I’m a bit confused by the PARCC editorial in today’s NJ Spotlight. Scott A. Oswald, superintendent of Collingswood and Oaklyn public schools, thinks that the PARCC tests themselves are reasonable assessments of student growth. But, while he expresses concerns about the process of administering PARCC tests because of the time and resources necessary to support the testing process, his main gripe is that they’re tainted by a “secrecy and security chokehold.” Oswald explains that this is not the fault of the N.J. Legislature, but the U.S. Congress.
He writes,
I suspect much of the criticism directed at PARCC testing is tied to the numerous purposes beyond the stated “improving instruction for kids” for which test results will be used. Are parents opposed to taking their child to the pediatrician for an annual medical checkup? If not, why would they be opposed to a quality assessment that offered a snapshot of individual student results upon which teachers can make instructional decisions? And, as a bonus, would anyone be opposed if schools used those same results to strengthen their instructional programs?
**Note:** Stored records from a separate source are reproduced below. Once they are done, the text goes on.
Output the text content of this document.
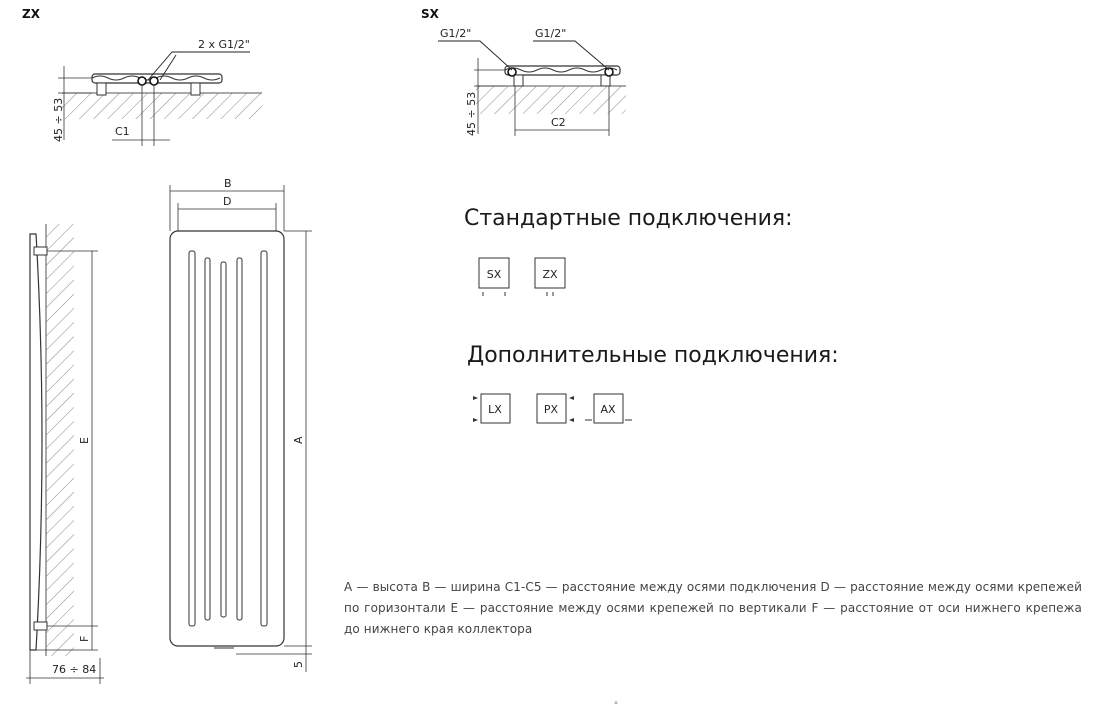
ZX
2 x G1/2"
45 ÷ 53	C1
SX
G1/2"	G1/2"
45 ÷ 53	C2
E
F
76 ÷ 84
B
D
A
5
SX	ZX
LX	PX	AX
Стандартные подключения:
Дополнительные подключения:
A — высота B — ширина C1-C5 — расстояние между осями подключения D — расстояние между осями крепежей по горизонтали E — расстояние между осями крепежей по вертикали F — расстояние от оси нижнего крепежа до нижнего края коллектора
The real problem, I suspect, is that the PARCC testing process is grounded in secrecy and security. And, this requirement for secrecy and security stems not from our local school boards or even our elected or appointed state officials, but instead from a Washington bureaucracy that continues its vast overreach into our nation’s schools. From NCLB to ESEA to whatever Washington comes up with next, the regulations that result in the secrecy and security synonymous with high-stakes testing come to us courtesy of our elected members of congress and the senate.
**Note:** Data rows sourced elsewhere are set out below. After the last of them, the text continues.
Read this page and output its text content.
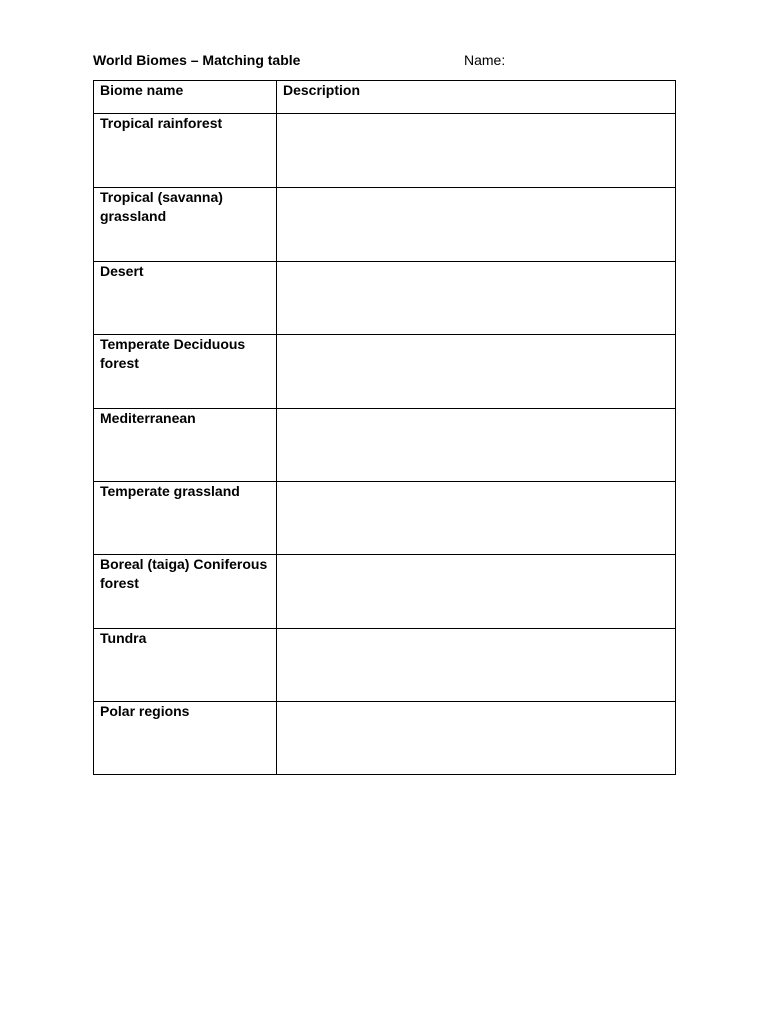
World Biomes – Matching table	Name:
Biome name	Description
Tropical rainforest	
Tropical (savanna) grassland	
Desert	
Temperate Deciduous forest	
Mediterranean	
Temperate grassland	
Boreal (taiga) Coniferous forest	
Tundra	
Polar regions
In other words, he implies that current anti-PARCC campaigns by groups like NJEA and Save Our Schools-NJ (he doesn’t mention the lobbies by name) are misdirected, mistakenly focusing on state senators and assembly members (today, in fact, the N.J. Senate Education Committee will consider several opt-out bills pushed heavily by NJEA and SOS) while they should be directing their wrath at the U.S. Congress. Especially since, Oswald writes, facilitating PARCC refusals in N.J., as the new state bills under consideration do, would “almost certainly result in the loss of hundreds of millions in federal aid.”
That’s a fair point: a new ESEA (if we get there) will most likely maintain current federal requirements for annual standardized testing. N.J., then, is just implementing current and prospective federal law. So Mr. Oswald suggests that we continue to abide by federal law and administer the tests, but limit their application to “purposes of improving the teaching and learning process” and “measuring student growth and progress.” We’ll resolve the state PARCC debate and “depoliticize the process,” he writes, if we don’t use the tests to “rate teachers, close schools, and build an argument to privatize our public education system.”
That’s where he loses me. Does he really think that NJEA and SOS-NJ will just step back if someone points out the logic that their target should be the U.S. Congress, not Statehouse legislators, especially after they’ve dumped $15 million into local anti-PARCC campaigns? Does Oswald, clearly a thoughtful and clear-headed educational leader, really think that using 10% of student outcomes for a teacher evaluation has any impact on teacher job security if the other 90% of teacher evaluations confirm classroom effectiveness? Does he really think that PARCC results will “close schools” or “build an argument to privatize our public education system” when students in charter schools — and they’re public, not private — take PARCC tests too?
With that final bit, his high-road argument slips into the sloppy gutter of rhetorical garbage and paranoid conspiracy theories. But up until then, it was a pretty good editorial.